Doch im Dezember kletterte die Teuerungsrate im gesamten Euroraum so kräftig wie seit drei Jahren nicht mehr: Waren und Dienstleistungen kosteten durchschnittlich 1,1 Prozent mehr als ein Jahr zuvor, nachdem die Inflationsrate im November noch bei 0,6 Prozent gelegen hatte. In Deutschland verteuerte sich das Konsumentenpreisniveau sogar auf satte 1,7 Prozent von 0,8 Prozent in den beiden Vormonaten.

Experten zufolge könnten diese jetzt publik gewordenen Preisdaten den Anfang vom Ende der EZB-Wertpapierkäufe und der ultralockeren Geldpolitik bedeuten, da sich die Inflationsrate dem Notenbank-Ziel von zwei Prozent annähere.

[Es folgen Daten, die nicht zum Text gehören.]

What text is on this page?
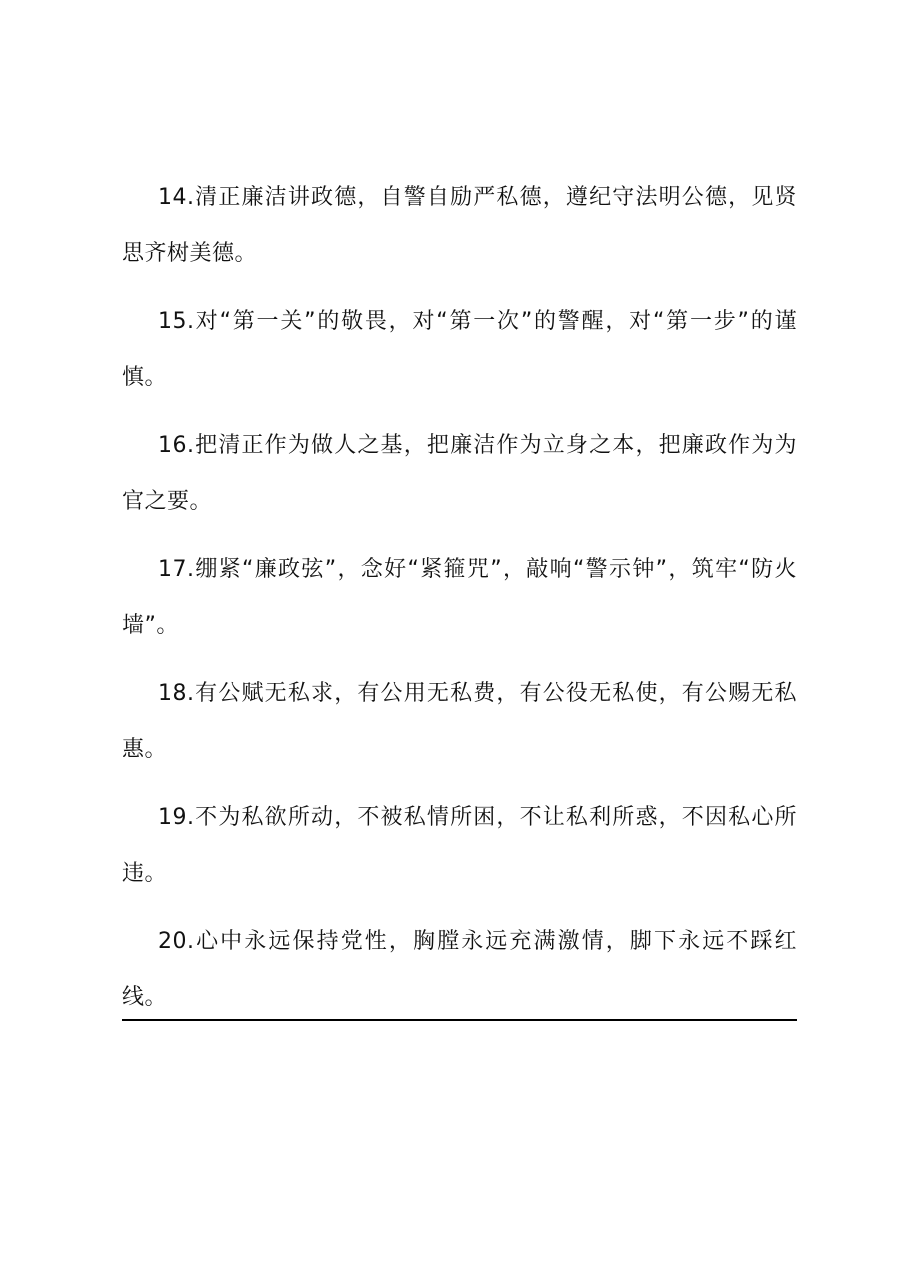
14.清正廉洁讲政德，自警自励严私德，遵纪守法明公德，见贤思齐树美德。

15.对“第一关”的敬畏，对“第一次”的警醒，对“第一步”的谨慎。

16.把清正作为做人之基，把廉洁作为立身之本，把廉政作为为官之要。

17.绷紧“廉政弦”，念好“紧箍咒”，敲响“警示钟”，筑牢“防火墙”。

18.有公赋无私求，有公用无私费，有公役无私使，有公赐无私惠。

19.不为私欲所动，不被私情所困，不让私利所惑，不因私心所违。

20.心中永远保持党性，胸膛永远充满激情，脚下永远不踩红线。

Dabei hatten die Währungs-„Hüter“ um EZB-Chef Mario Draghi erst im Dezember beschlossen, das umstrittenen Anleihekaufprogramm um mindestens neun Monate bis Ende 2017 zu verlängern. Sollte die Diskussion um den drohenden Aufwärtsschub bei den Preisen nicht rasch abebben, wird im Bundeswahljahr der Widerstand der deutschen Politik gegen die Inflationierungspolitik zwangsläufig massiv zunehmen.

Dies ist neben der Überbewertung der meisten Marktsegmente der zweite entscheidende Grund dafür, sich nicht von der jüngsten Kaufpanik an den Aktienbörsen anstecken zu lassen und in den kommenden Monaten weiterhin besonnen zu agieren.